Outdoor air pollution is the fourth-leading cause of global mortality, claiming 4.2 million lives annually and impacting 99% of the world. Accessible and efficient solutions for pollution mitigation are lacking, despite the widespread impacts of outdoor air pollution. We present an autonomous drone air filtration system prototype, designed to detect and mitigate outdoor air pollution through utilizing a novel autonomous navigation algorithm and a custom-built data processing and transmission system (DPTS). The DPTS detects and transmits real-time particulate matter data to the navigation algorithm and has a Fibonacci Spiral-based filtration attachment that allows for air purification.

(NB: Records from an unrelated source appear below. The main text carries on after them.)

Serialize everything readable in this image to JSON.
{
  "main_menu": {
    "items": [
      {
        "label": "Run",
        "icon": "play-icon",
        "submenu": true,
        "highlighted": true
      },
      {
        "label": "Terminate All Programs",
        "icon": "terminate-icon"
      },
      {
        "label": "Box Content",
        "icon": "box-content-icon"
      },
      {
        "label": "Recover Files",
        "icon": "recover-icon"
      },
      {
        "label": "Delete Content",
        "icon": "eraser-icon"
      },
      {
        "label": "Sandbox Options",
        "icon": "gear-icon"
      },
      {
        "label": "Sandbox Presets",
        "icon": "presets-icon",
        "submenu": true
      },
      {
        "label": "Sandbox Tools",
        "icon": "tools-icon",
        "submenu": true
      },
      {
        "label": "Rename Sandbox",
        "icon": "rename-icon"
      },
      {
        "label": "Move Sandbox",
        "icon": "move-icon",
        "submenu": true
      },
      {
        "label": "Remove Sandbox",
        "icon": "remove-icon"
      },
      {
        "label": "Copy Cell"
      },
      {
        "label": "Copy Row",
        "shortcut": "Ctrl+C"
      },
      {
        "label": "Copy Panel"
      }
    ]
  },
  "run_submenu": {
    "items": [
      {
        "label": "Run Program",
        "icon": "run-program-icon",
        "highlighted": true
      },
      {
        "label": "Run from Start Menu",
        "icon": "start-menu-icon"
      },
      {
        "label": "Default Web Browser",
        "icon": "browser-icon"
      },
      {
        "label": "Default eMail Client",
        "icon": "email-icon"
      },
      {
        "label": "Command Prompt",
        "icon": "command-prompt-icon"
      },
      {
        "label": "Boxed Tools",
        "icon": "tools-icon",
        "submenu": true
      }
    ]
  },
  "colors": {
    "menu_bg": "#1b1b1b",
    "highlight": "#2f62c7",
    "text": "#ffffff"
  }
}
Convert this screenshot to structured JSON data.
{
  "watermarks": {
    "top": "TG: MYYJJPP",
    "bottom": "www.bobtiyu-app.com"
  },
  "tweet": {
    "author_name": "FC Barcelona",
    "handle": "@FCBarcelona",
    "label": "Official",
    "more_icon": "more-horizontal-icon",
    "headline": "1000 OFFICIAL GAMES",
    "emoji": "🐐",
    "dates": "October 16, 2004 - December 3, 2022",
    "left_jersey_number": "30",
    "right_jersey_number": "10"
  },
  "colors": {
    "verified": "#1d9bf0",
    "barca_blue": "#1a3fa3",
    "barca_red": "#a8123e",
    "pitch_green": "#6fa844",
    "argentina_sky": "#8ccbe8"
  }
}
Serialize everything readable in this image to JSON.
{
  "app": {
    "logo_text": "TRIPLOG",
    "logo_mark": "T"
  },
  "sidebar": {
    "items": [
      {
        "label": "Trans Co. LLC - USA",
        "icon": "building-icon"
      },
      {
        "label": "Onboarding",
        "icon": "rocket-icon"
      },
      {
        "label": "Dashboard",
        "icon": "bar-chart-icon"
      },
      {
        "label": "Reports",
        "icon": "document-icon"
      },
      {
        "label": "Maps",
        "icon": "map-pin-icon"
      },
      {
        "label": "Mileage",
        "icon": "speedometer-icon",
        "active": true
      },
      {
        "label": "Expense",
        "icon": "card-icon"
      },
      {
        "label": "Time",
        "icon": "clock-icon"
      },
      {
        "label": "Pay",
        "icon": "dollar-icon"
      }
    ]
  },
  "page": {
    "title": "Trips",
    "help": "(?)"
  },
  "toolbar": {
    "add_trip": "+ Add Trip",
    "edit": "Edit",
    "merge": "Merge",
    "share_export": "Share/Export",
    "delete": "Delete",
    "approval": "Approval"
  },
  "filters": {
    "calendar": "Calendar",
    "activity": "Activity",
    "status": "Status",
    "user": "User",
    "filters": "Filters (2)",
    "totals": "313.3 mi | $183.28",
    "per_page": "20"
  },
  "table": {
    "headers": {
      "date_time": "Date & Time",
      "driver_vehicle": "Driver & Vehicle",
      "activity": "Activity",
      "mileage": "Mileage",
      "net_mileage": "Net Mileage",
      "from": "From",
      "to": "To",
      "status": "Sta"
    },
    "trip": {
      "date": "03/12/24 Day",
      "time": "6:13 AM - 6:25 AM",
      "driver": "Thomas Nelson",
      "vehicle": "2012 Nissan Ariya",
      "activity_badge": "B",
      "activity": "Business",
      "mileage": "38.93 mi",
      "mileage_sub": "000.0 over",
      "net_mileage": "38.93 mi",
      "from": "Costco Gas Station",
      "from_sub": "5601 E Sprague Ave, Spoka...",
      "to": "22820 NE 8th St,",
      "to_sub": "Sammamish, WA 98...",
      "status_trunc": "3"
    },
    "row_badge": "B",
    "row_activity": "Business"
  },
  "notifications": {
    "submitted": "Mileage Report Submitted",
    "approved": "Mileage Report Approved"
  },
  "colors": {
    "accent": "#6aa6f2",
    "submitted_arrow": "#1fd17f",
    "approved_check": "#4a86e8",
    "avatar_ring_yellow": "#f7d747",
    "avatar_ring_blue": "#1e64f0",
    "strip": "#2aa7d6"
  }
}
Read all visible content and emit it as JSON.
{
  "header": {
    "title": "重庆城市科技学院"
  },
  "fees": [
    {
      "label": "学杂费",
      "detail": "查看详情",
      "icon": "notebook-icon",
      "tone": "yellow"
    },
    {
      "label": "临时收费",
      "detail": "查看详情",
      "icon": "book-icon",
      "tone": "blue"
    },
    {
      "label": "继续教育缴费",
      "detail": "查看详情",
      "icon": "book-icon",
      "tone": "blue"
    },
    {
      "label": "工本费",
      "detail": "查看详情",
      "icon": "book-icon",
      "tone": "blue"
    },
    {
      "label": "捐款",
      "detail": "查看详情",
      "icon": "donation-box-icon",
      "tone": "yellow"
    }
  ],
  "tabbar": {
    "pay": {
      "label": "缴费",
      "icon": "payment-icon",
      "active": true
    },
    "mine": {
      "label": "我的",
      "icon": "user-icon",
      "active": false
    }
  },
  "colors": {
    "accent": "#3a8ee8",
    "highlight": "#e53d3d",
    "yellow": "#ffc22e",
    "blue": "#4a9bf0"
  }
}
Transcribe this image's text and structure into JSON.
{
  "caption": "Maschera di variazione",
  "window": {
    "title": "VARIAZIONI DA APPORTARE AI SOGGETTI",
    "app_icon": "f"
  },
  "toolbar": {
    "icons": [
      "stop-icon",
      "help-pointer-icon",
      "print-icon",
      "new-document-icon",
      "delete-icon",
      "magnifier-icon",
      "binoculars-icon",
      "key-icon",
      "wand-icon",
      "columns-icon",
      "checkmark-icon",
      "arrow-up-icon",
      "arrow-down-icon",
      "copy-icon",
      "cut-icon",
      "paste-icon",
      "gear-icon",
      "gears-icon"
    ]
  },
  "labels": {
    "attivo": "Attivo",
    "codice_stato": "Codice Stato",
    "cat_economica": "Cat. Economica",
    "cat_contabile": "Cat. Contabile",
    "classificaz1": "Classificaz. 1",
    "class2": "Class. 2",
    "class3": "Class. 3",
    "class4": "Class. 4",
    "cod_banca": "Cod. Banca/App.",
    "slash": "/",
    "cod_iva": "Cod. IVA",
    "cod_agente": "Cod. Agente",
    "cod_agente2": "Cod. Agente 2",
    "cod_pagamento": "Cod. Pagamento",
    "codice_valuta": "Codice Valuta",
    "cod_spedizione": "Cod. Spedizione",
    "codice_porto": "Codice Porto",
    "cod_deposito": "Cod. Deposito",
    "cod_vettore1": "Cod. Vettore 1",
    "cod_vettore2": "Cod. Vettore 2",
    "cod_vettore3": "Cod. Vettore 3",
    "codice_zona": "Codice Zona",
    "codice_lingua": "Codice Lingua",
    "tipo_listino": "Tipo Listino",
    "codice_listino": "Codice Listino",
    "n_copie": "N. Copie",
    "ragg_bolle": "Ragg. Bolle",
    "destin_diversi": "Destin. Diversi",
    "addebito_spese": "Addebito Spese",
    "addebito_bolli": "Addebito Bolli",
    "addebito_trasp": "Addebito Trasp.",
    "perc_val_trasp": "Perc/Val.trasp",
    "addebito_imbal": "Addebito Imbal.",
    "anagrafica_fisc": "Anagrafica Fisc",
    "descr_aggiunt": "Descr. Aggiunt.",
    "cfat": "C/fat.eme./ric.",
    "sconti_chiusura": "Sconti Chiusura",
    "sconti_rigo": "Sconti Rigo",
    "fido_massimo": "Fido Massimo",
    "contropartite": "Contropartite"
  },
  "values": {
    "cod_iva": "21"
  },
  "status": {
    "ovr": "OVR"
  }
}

Currently, one method for path finding is called gradient ascent (GA); however, this algorithm, when simulated, was time-consuming, visiting extraneous waypoints. In this paper, we propose an alternative to the GA algorithm called the gradient ascent ML particle filter (GA/MLPF) algorithm, which assists the drone in its autonomous traversal of the pollution field to find the source of the pollution. Based on the Bayesian state estimation particle filter, we hypothesized that the GA/MLPF algorithm would outperform the conventional GA algorithm by creating a time-efficient path and reducing the number of waypoints. Our results showed that the GA/MLPF algorithm did outperform the conventional GA algorithm: it took an average of 70% less time and reduced the number of waypoints by at least 28%. The GA/MLPF algorithm developed in this project is an innovative approach to tackling outdoor air pollution, and the algorithm’s mobility and effectiveness allow it to be used in many diverse environments.